This spring was a great season for maple syrup. Cold nights with above freezing temperature days make perfect weather for the sap to run. We have a great selection of local maple syrup from Gary and Jean Ivens at Sharyn’s Pantry. Jean’s family have been making maple syrup since the 1870’s. I have some recipes for you to try using this purely Canadian product. The recipes come from the book ‘Simply Maple’ put out by the Ontario Maple Syrup Producer’s Association in 1994.
This recipe has been passed down for 4 generations. Think of all the happy people enjoying this delectable treat! This recipe is almost exactly my Mum’s recipe with the addition of the maple syrup.
INGREDIENTS:
1/4 cup pure maple syrup
4 cups brown sugar
2 tbsp. all purpose flour
2 tsp. baking powder
a dash of salt
4 tbsp. butter
1 cup Carnation evaporated milk
METHOD:
-Grease an 8″ or 9″ square pan with butter. Set aside.
-In a large saucepan, combine the maple syrup, brown sugar, flour, baking powder, salt and butter.
-Add the evaporated milk and heat slowly until the mixture comes to a boil.
-Use a candy thermometer and cook the fudge until it comes to the soft ball stage, which is 234 degrees F. or 112 degrees C.
-Beat this by hand using a wooden spoon. Beat the candy until it has a thick, creamy texture.
-Quickly pour the candy into a lightly buttered 8″ or 9″ pan.

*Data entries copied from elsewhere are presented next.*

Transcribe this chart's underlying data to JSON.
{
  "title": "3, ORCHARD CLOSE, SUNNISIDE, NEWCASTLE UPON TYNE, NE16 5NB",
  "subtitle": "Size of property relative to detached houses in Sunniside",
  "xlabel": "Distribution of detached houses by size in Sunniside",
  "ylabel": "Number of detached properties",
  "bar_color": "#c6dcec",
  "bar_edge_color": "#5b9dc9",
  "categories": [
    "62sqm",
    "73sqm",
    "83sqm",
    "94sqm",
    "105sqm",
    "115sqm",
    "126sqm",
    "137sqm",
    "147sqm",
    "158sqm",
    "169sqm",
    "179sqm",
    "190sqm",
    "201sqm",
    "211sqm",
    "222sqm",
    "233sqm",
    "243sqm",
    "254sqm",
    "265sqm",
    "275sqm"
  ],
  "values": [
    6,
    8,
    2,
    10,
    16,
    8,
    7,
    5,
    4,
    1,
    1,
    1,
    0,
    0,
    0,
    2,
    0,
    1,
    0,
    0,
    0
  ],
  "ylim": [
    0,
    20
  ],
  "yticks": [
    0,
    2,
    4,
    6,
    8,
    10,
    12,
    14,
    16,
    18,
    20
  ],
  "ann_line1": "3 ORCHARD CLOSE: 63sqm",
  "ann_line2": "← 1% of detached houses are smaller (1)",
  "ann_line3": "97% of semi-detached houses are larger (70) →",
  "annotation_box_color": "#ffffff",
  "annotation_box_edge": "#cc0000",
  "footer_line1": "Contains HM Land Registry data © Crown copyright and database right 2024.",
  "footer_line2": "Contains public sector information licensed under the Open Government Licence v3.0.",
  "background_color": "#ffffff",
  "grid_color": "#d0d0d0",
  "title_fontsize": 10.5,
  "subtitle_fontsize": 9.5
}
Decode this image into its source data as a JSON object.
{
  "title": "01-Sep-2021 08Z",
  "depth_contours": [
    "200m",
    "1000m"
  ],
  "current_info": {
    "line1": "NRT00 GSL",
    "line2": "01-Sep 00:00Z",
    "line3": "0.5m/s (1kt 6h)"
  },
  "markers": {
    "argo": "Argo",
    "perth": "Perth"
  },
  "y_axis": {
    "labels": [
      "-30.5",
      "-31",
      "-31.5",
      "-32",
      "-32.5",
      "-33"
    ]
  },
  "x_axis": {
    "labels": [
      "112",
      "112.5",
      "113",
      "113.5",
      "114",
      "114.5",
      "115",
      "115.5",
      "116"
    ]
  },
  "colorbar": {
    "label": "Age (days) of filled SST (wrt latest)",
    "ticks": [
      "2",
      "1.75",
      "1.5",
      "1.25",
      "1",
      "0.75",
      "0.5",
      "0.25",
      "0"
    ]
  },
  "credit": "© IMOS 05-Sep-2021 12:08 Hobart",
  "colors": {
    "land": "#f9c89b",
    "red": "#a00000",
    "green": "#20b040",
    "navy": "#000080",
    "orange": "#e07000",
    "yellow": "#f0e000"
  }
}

-Cool and cut into squares.
MAPLE POPPYCOCK
Once made and cooled, you can store this treat in an airtight container (e.g. Tupperware) or you can freeze it.
INGREDIENTS:
1 cup butter
1/2 cup pure maple syrup
1 tsp. fine salt
2 cups brown sugar, packed
1 tsp. pure vanilla
1/2 level tsp. baking soda
1 cup whole natural almonds and/or pecan halves or cashews
6 quarts (24 cups) popped (plain) popcorn
METHOD:
-In a large saucepan, combine the butter, maple syrup, salt and brown sugar.
-Bring this to a full rolling boil and then boil it for 5 minutes.
-Add the baking soda and vanilla. Mix well.
-Add the nuts.
-Place the popped popcorn in a large shallow greased pan. A roasting pan will do fine.
-Pour the hot syrup mixture over the popped popcorn. Toss to coat everything well.
-Bake this uncovered in a 225 degree F. oven for 30 minutes, stirring once during this time.
-Cool, and break apart.
-Store this in an airtight container (e.g. Tupperware) or freeze.